A German newspaper reported Sunday that the NSA's campaign of industrial espionage against European companies could be more wide ranging than first reported.
While initial reports only talked of stealing plans from Airbus and passing them to U.S rival Boeing, it has now emerged that the U.S intelligence agency asked its German partner service BND to spy on engineering and technology giant Siemens, .
The latest report on the widening spying scandal is that the U.S. National Security Agency (NSA) suspected Siemens of supplying communications technology Russian secret service.
The source of the latest leak is an unnamed U.S. intelligence service member, which could indicate the NSA is trying to front-run the news by preemptively offering a justification for its actions.

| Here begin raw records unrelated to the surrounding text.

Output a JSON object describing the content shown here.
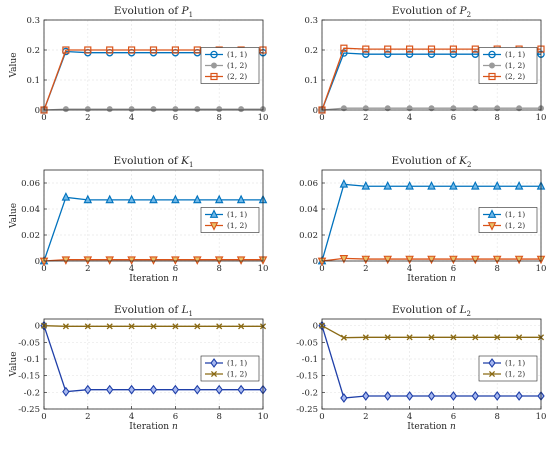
{
  "chart_data": [
    {
      "type": "line",
      "title": "Evolution of P₁",
      "title_main": "Evolution of",
      "title_sym": "P",
      "title_sub": "1",
      "xlabel_main": "",
      "xlabel_sym": "",
      "ylabel": "Value",
      "xlim": [
        0,
        10
      ],
      "ylim": [
        0,
        0.3
      ],
      "xticks": [
        "0",
        "2",
        "4",
        "6",
        "8",
        "10"
      ],
      "yticks": [
        "0",
        "0.1",
        "0.2",
        "0.3"
      ],
      "grid": true,
      "legend_position": "right",
      "x": [
        0,
        1,
        2,
        3,
        4,
        5,
        6,
        7,
        8,
        9,
        10
      ],
      "series": [
        {
          "name": "(1, 1)",
          "marker": "circle",
          "color": "#0072BD",
          "fill": "none",
          "values": [
            0,
            0.195,
            0.191,
            0.191,
            0.191,
            0.191,
            0.191,
            0.191,
            0.191,
            0.191,
            0.191
          ]
        },
        {
          "name": "(1, 2)",
          "marker": "dot",
          "color": "#9a9a9a",
          "fill": "#9a9a9a",
          "values": [
            0,
            0.003,
            0.003,
            0.003,
            0.003,
            0.003,
            0.003,
            0.003,
            0.003,
            0.003,
            0.003
          ]
        },
        {
          "name": "(2, 2)",
          "marker": "square",
          "color": "#D95319",
          "fill": "none",
          "values": [
            0,
            0.2,
            0.2,
            0.2,
            0.2,
            0.2,
            0.2,
            0.2,
            0.2,
            0.2,
            0.2
          ]
        }
      ]
    },
    {
      "type": "line",
      "title": "Evolution of P₂",
      "title_main": "Evolution of",
      "title_sym": "P",
      "title_sub": "2",
      "xlabel_main": "",
      "xlabel_sym": "",
      "ylabel": "",
      "xlim": [
        0,
        10
      ],
      "ylim": [
        0,
        0.3
      ],
      "xticks": [
        "0",
        "2",
        "4",
        "6",
        "8",
        "10"
      ],
      "yticks": [
        "0",
        "0.1",
        "0.2",
        "0.3"
      ],
      "grid": true,
      "legend_position": "right",
      "x": [
        0,
        1,
        2,
        3,
        4,
        5,
        6,
        7,
        8,
        9,
        10
      ],
      "series": [
        {
          "name": "(1, 1)",
          "marker": "circle",
          "color": "#0072BD",
          "fill": "none",
          "values": [
            0,
            0.19,
            0.186,
            0.186,
            0.186,
            0.186,
            0.186,
            0.186,
            0.186,
            0.186,
            0.186
          ]
        },
        {
          "name": "(1, 2)",
          "marker": "dot",
          "color": "#9a9a9a",
          "fill": "#9a9a9a",
          "values": [
            0,
            0.006,
            0.006,
            0.006,
            0.006,
            0.006,
            0.006,
            0.006,
            0.006,
            0.006,
            0.006
          ]
        },
        {
          "name": "(2, 2)",
          "marker": "square",
          "color": "#D95319",
          "fill": "none",
          "values": [
            0,
            0.206,
            0.203,
            0.203,
            0.203,
            0.203,
            0.203,
            0.203,
            0.203,
            0.203,
            0.203
          ]
        }
      ]
    },
    {
      "type": "line",
      "title": "Evolution of K₁",
      "title_main": "Evolution of",
      "title_sym": "K",
      "title_sub": "1",
      "xlabel_main": "Iteration",
      "xlabel_sym": "n",
      "ylabel": "Value",
      "xlim": [
        0,
        10
      ],
      "ylim": [
        0,
        0.07
      ],
      "xticks": [
        "0",
        "2",
        "4",
        "6",
        "8",
        "10"
      ],
      "yticks": [
        "0",
        "0.02",
        "0.04",
        "0.06"
      ],
      "grid": true,
      "legend_position": "right",
      "x": [
        0,
        1,
        2,
        3,
        4,
        5,
        6,
        7,
        8,
        9,
        10
      ],
      "series": [
        {
          "name": "(1, 1)",
          "marker": "triangle-up",
          "color": "#0072BD",
          "fill": "#6fb8e8",
          "values": [
            0,
            0.049,
            0.047,
            0.047,
            0.047,
            0.047,
            0.047,
            0.047,
            0.047,
            0.047,
            0.047
          ]
        },
        {
          "name": "(1, 2)",
          "marker": "triangle-down",
          "color": "#D95319",
          "fill": "#e8c26a",
          "values": [
            0,
            0.001,
            0.001,
            0.001,
            0.001,
            0.001,
            0.001,
            0.001,
            0.001,
            0.001,
            0.001
          ]
        }
      ]
    },
    {
      "type": "line",
      "title": "Evolution of K₂",
      "title_main": "Evolution of",
      "title_sym": "K",
      "title_sub": "2",
      "xlabel_main": "Iteration",
      "xlabel_sym": "n",
      "ylabel": "",
      "xlim": [
        0,
        10
      ],
      "ylim": [
        0,
        0.07
      ],
      "xticks": [
        "0",
        "2",
        "4",
        "6",
        "8",
        "10"
      ],
      "yticks": [
        "0",
        "0.02",
        "0.04",
        "0.06"
      ],
      "grid": true,
      "legend_position": "right",
      "x": [
        0,
        1,
        2,
        3,
        4,
        5,
        6,
        7,
        8,
        9,
        10
      ],
      "series": [
        {
          "name": "(1, 1)",
          "marker": "triangle-up",
          "color": "#0072BD",
          "fill": "#6fb8e8",
          "values": [
            0,
            0.059,
            0.0575,
            0.0575,
            0.0575,
            0.0575,
            0.0575,
            0.0575,
            0.0575,
            0.0575,
            0.0575
          ]
        },
        {
          "name": "(1, 2)",
          "marker": "triangle-down",
          "color": "#D95319",
          "fill": "#e8c26a",
          "values": [
            0,
            0.002,
            0.0015,
            0.0015,
            0.0015,
            0.0015,
            0.0015,
            0.0015,
            0.0015,
            0.0015,
            0.0015
          ]
        }
      ]
    },
    {
      "type": "line",
      "title": "Evolution of L₁",
      "title_main": "Evolution of",
      "title_sym": "L",
      "title_sub": "1",
      "xlabel_main": "Iteration",
      "xlabel_sym": "n",
      "ylabel": "Value",
      "xlim": [
        0,
        10
      ],
      "ylim": [
        -0.25,
        0.02
      ],
      "xticks": [
        "0",
        "2",
        "4",
        "6",
        "8",
        "10"
      ],
      "yticks": [
        "0",
        "-0.05",
        "-0.1",
        "-0.15",
        "-0.2",
        "-0.25"
      ],
      "grid": true,
      "legend_position": "right",
      "x": [
        0,
        1,
        2,
        3,
        4,
        5,
        6,
        7,
        8,
        9,
        10
      ],
      "series": [
        {
          "name": "(1, 1)",
          "marker": "diamond",
          "color": "#1f3fa8",
          "fill": "#a7b8f0",
          "values": [
            0,
            -0.198,
            -0.192,
            -0.192,
            -0.192,
            -0.192,
            -0.192,
            -0.192,
            -0.192,
            -0.192,
            -0.192
          ]
        },
        {
          "name": "(1, 2)",
          "marker": "x",
          "color": "#8a6a14",
          "fill": "none",
          "values": [
            0,
            -0.002,
            -0.002,
            -0.002,
            -0.002,
            -0.002,
            -0.002,
            -0.002,
            -0.002,
            -0.002,
            -0.002
          ]
        }
      ]
    },
    {
      "type": "line",
      "title": "Evolution of L₂",
      "title_main": "Evolution of",
      "title_sym": "L",
      "title_sub": "2",
      "xlabel_main": "Iteration",
      "xlabel_sym": "n",
      "ylabel": "",
      "xlim": [
        0,
        10
      ],
      "ylim": [
        -0.25,
        0.02
      ],
      "xticks": [
        "0",
        "2",
        "4",
        "6",
        "8",
        "10"
      ],
      "yticks": [
        "0",
        "-0.05",
        "-0.1",
        "-0.15",
        "-0.2",
        "-0.25"
      ],
      "grid": true,
      "legend_position": "right",
      "x": [
        0,
        1,
        2,
        3,
        4,
        5,
        6,
        7,
        8,
        9,
        10
      ],
      "series": [
        {
          "name": "(1, 1)",
          "marker": "diamond",
          "color": "#1f3fa8",
          "fill": "#a7b8f0",
          "values": [
            0,
            -0.217,
            -0.211,
            -0.211,
            -0.211,
            -0.211,
            -0.211,
            -0.211,
            -0.211,
            -0.211,
            -0.211
          ]
        },
        {
          "name": "(1, 2)",
          "marker": "x",
          "color": "#8a6a14",
          "fill": "none",
          "values": [
            0,
            -0.036,
            -0.035,
            -0.035,
            -0.035,
            -0.035,
            -0.035,
            -0.035,
            -0.035,
            -0.035,
            -0.035
          ]
        }
      ]
    }
  ]
}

Industrial espionage is something the U.S. government has waged a concerted battle over, routinely taking China and Russia to task for the activity. Revelations the U.S. itself conducts such activities would weaken its moral position on the matter, which could explain why the latest leaks have occurred.
A Siemens spokesman said the company was "not aware of any facts in the company's area of responsibility", a confusing statement seeming to imply it did not, in fact, supply Russian secret service.
The "BND affair", as it has been dubbed in Germany, refers to the German service spying on Airbus Group, the French government and the European Commission on behalf of the NSA. The scandal has rattled Chancellor Angela Merkel's government and angered Germany's European partners.
While straining Merkel's ruling left-right coalition, her government has so far declined demands by a parliamentary oversight panel to release a list of the NSA's requested search terms or "selectors" for IP and email addresses and mobile phone numbers.
The United States, predictably, has already rejected the request.
Fugitive whistle-blower Edward Snowden, who is currently hiding from the NSA in Russia, told Germany's Spiegel that the latest reports show that "massive surveillance is a reality."
"Industrial espionage is practiced and the intelligence services are working beyond the control of the representatives of the people and of justice," said Snowden.